Court cases, political and media scrutiny of multinationals’ tax planning, frequent amendments to legislation, retrospective taxes and the introduction of new cross-border tax measures such as the Financial Transaction Tax and new guidelines from the OECD on base erosion and profit shifting, or BEPS, have led to uncertainty among multinationals.
The absence of legislative stability and consistency is also affecting the confidence of those with the power to fuel the global economy, Taxand contends.
“Worldwide, we have seen political leaders speak at length about the taxation of multinationals, proposing sweeping change on a national and international level, from the transaction tax in Europe, to the OECD’s initiative around base erosion and profit shifting, to retrospective tax litigation charges in parts of Asia,” said Taxand chairman Frédéric Donnedieu de Vabres in a statement.

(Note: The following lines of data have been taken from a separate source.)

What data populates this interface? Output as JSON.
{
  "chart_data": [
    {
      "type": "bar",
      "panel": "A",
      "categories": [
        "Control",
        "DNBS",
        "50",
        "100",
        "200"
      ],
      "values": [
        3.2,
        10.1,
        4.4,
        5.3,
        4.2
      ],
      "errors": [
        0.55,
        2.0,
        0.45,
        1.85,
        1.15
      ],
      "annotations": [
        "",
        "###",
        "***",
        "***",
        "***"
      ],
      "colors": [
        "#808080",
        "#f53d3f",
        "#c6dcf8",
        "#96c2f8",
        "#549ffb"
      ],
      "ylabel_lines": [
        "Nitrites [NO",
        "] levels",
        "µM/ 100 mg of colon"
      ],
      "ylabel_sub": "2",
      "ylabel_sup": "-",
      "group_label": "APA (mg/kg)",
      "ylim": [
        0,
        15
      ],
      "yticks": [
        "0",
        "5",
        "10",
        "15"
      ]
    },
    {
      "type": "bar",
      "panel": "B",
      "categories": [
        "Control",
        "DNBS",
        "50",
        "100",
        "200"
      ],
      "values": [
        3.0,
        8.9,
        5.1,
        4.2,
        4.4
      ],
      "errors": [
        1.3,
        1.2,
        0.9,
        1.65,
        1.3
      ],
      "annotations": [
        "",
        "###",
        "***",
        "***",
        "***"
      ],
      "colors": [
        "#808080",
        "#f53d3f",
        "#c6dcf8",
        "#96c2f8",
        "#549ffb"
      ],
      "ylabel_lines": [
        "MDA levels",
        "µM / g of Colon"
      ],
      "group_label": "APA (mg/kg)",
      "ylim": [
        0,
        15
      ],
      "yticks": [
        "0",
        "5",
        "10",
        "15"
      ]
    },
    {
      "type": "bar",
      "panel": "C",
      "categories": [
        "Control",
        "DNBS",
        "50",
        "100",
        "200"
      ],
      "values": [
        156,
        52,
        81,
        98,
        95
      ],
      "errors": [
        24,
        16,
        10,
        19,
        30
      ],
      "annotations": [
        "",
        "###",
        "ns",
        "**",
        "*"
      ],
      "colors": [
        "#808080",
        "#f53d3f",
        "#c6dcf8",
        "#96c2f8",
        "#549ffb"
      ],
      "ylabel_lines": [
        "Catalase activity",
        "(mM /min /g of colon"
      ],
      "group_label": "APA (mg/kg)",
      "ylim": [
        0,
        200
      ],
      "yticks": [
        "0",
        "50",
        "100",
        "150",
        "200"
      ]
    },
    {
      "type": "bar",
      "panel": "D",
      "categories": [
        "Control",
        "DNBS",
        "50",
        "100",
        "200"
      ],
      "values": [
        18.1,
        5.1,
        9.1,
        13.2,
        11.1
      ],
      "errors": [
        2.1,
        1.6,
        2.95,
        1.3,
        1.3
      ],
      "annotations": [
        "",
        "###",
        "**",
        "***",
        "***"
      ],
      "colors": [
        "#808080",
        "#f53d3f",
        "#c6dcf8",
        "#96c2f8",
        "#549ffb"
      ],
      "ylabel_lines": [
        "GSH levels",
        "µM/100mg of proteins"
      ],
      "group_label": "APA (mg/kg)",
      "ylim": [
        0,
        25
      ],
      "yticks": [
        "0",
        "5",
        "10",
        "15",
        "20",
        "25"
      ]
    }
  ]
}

“This uncertainty around tax is damaging multinationals’ confidence to invest and subsequently hindering the global recovery.
“Our annual survey shows that tax authorities have focused on the issues of substance and transfer pricing reforms in the last year,” he added. “Cooperation with other authorities around the world through data sharing and agreements, and the frequency of audits have increased.
As governments and politicians have honed their focus on multinationals’ tax practices, dealing with the potential reputational risk arising from media and public scrutiny has remained a key issue for many companies. The need for multinationals to be confident in their tax planning has never been stronger.”
The Taxand Global Survey was conducted among the firm’s multinational clients across Europe, the Americas and Asia, and also produced the following findings:
• 76 percent of the survey respondents globally said that the exposure in the media of corporate tax planning activity has a detrimental impact on a company’s reputation, with the proportion even higher, at 88 percent, for CFOs surveyed in the Americas;
• 31 percent said that the intense media focus on tax planning had made them change their approach to tax planning;
• 74 percent of respondents felt that their tax authority has been more focused on substance in the last year;
• 20 percent of respondents, the biggest proportion of responses by some margin, confirmed transfer pricing as the most challenging aspect of global taxation;
• 82 percent of global respondents felt that their tax authority had been co-operating more with other tax authorities around the world over the past year;
• Less than half of multinational respondents felt a global profit split approach to tax reform is a realistic solution for corporate taxation;
• 73 percent of respondents are seeing a rise in the frequency of tax audits as governments across the globe continue to scramble for tax revenues;
• Looking beyond corporate tax revenues is also an acknowledged trend, with value-added taxes, for example, becoming an increasingly pivotal revenue raiser for governments;
• 78 percent of multinationals have reported a rise in compliance costs over the past year; and,
• 70 percent of respondents see corporate tax as on their board’s agenda, with the year ahead promising to be as important as the last with legislative change set to continue.